I have spent a lot of time birding this summer. Rain or shine, wind or no wind I have been out there. This has given me the opportunity to see a lot of different birds and a lot of juvenile birds. I must have been birding with my eyes closed last summer because I don't remember seeing so many young birds then.
The whole gamut of juvenile birds have some very similar behaviour. They are very curious and not so bothered by human presence which makes it quite easy to study them. They are also very responsive to pishing.
Their plumage is different from their parents. In some cases such as the Cedar Waxwing posted last time they are totally different from the adults. In other cases like the American Robin the juvenile is different but it is still very much like the adult bird. The red breast is the clear giveaway. It is interesting that the young birds become the size of an adult very quickly but their behaviour as well as their plumage clearly separates them. The flesh color at the base of the beak is also a clear indicator of a juvenile, as well.
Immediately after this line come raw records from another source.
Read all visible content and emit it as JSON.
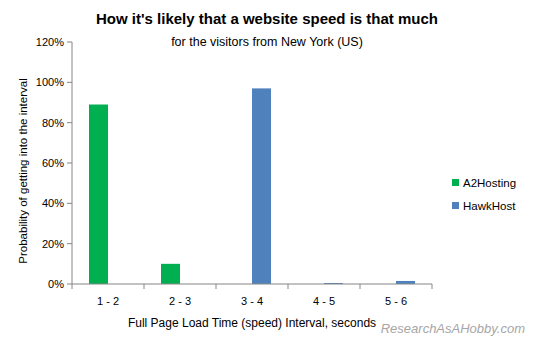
{
  "chart_data": {
    "type": "bar",
    "title": "How it's likely that a website speed is that much",
    "subtitle": "for the visitors from New York (US)",
    "x_label": "Full Page Load Time (speed)  Interval, seconds",
    "y_label": "Probability of getting into the interval",
    "annotations": [
      "ResearchAsAHobby.com"
    ],
    "categories": [
      "1 - 2",
      "2 - 3",
      "3 - 4",
      "4 - 5",
      "5 - 6"
    ],
    "series": [
      {
        "name": "A2Hosting",
        "color": "#00b050",
        "values": [
          89,
          10,
          0,
          0,
          0
        ]
      },
      {
        "name": "HawkHost",
        "color": "#4f81bd",
        "values": [
          0,
          0,
          97,
          0.5,
          1.5
        ]
      }
    ],
    "ylim": [
      0,
      120
    ],
    "yticks": [
      {
        "value": 0,
        "label": "0%"
      },
      {
        "value": 20,
        "label": "20%"
      },
      {
        "value": 40,
        "label": "40%"
      },
      {
        "value": 60,
        "label": "60%"
      },
      {
        "value": 80,
        "label": "80%"
      },
      {
        "value": 100,
        "label": "100%"
      },
      {
        "value": 120,
        "label": "120%"
      }
    ],
    "grid": false,
    "legend": "right"
  }
}
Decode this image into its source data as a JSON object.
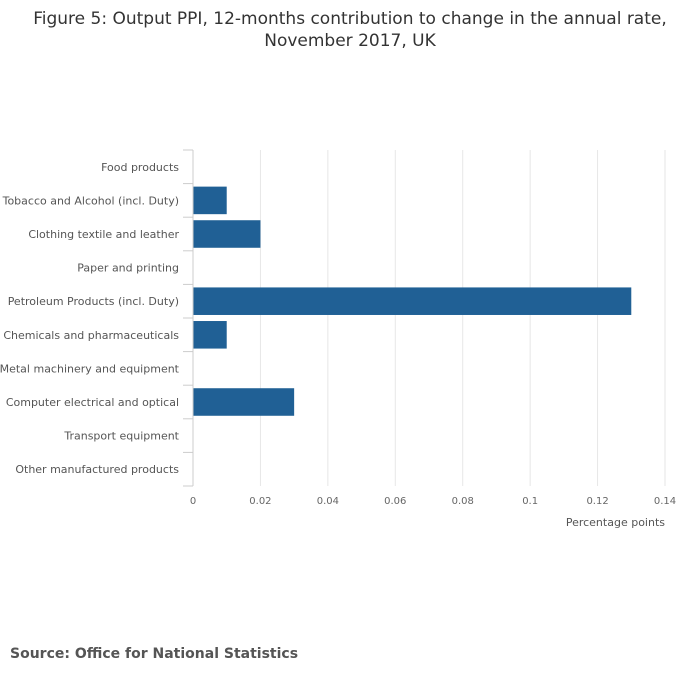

They are playful and will play with birds of other species. They are clumsy often losing their footing or are unable to land on a target branch. It sometimes takes them several tries to lift off and land as they are just getting used to flight.
Even when soaking wet the juvenile robin is unmistakedly a robin despite its speckled breast.
It won't be any time before the young will evolve into a fully red-breasted adult able to fend for themselves and to land on a dime in order to feed on a lawn meal. I guess the American Robins will be moving on soon and will likely not return until late winter to feed on remaining berries, of which there seem to be a lot this year.
Note: There have been a lot of American Robins around the St. John's this year.